It was weird to read through it and think about exactly how I came to know the various items.
The quiz punked out for me after question #5, but I was thinking how everything I know about Judaism I learned from the
All of a Kind Family
books I read as a kid. I knew much more about Purim and the Sabbath than I did about what being Presbyterian was supposed to mean, in fact.
I knew about the Reformation in high school, also about transubstantiation, but mostly through my voracious reading of historical fiction.
In college, I definitely had classes that went into the Ref in depth (studying the Reformation introduced me to the concept of defenestration, a word and concept that tickles me to no end, that we have a specific word that refers to death by tossing one out a window) and then studying medieval lit and history...
Well, I know an awful lot about Catholicism, but my views are pretty damned...uh, medieval.

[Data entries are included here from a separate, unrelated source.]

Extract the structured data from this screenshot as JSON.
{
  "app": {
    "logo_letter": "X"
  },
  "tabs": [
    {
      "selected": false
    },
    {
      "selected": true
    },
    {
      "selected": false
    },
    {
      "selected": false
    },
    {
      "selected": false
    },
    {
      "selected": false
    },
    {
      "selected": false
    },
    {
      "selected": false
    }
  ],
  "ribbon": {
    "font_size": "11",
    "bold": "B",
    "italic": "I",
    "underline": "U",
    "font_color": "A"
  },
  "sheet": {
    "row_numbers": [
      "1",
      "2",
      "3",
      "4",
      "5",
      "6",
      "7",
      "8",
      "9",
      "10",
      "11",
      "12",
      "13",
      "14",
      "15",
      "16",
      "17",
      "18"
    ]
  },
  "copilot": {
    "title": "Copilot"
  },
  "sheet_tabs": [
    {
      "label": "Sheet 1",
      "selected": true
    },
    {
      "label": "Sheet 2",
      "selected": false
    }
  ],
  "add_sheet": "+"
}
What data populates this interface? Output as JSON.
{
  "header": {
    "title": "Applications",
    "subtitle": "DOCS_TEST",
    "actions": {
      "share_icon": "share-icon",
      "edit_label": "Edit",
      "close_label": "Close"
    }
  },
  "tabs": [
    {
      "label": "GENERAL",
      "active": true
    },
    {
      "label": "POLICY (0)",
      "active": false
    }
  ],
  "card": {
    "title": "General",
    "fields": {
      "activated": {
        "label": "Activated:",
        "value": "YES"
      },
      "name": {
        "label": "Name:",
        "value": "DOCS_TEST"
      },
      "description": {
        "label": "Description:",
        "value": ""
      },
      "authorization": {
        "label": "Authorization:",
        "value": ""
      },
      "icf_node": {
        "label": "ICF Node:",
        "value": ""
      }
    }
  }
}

I know tons from Roman times to the 19th century, and then it's all "many nuns took off their habits and no one uses Latin anymore, dammit."
I can thank fiction for my broad general knowledge of world religions, for the most part.
I somehow completely blocked that part out from my memory of the series.
What's funny about that is that it's an amnesia storyline! Good times.
Hrm. Most of what I know of Judaism goes from the OT to the Rennaissance, too, actually.
Are the words "tear" in "I'm gonna tear him a new one" and "A tear slid down his face" pronounced differently?
Yes - the first is "tare" and the second is "teer".
eta: Unless the second sentence is from a horror novel, in which case it may in fact be a "tare" tear.
Is that an American thing, or do I speak funny inside my head?
I can't remember when/where I learned about transubstantiation. My dad was lapsed & atheist long before I was born, and I can't remember ever asking my Catholic grandparents about it. It's just one of those things I picked up somewhere.
I learned about transubstantiation in our Lutheran grade school, of course. I remember being confused by it. I was thinking that if the bread and while really turned into the body and blood of Jesus, then couldn't scientists pump someone's stomach after receiving communion and see if bits of Jesus were in there? That way, one could either prove or disprove transubstantiation, which didn't seem right as you were supposed to accept this on faith alone. Or maybe the bits o' Jesus would turn back into bread and wine if one's stomach were pumped, but that just seemed silly to me.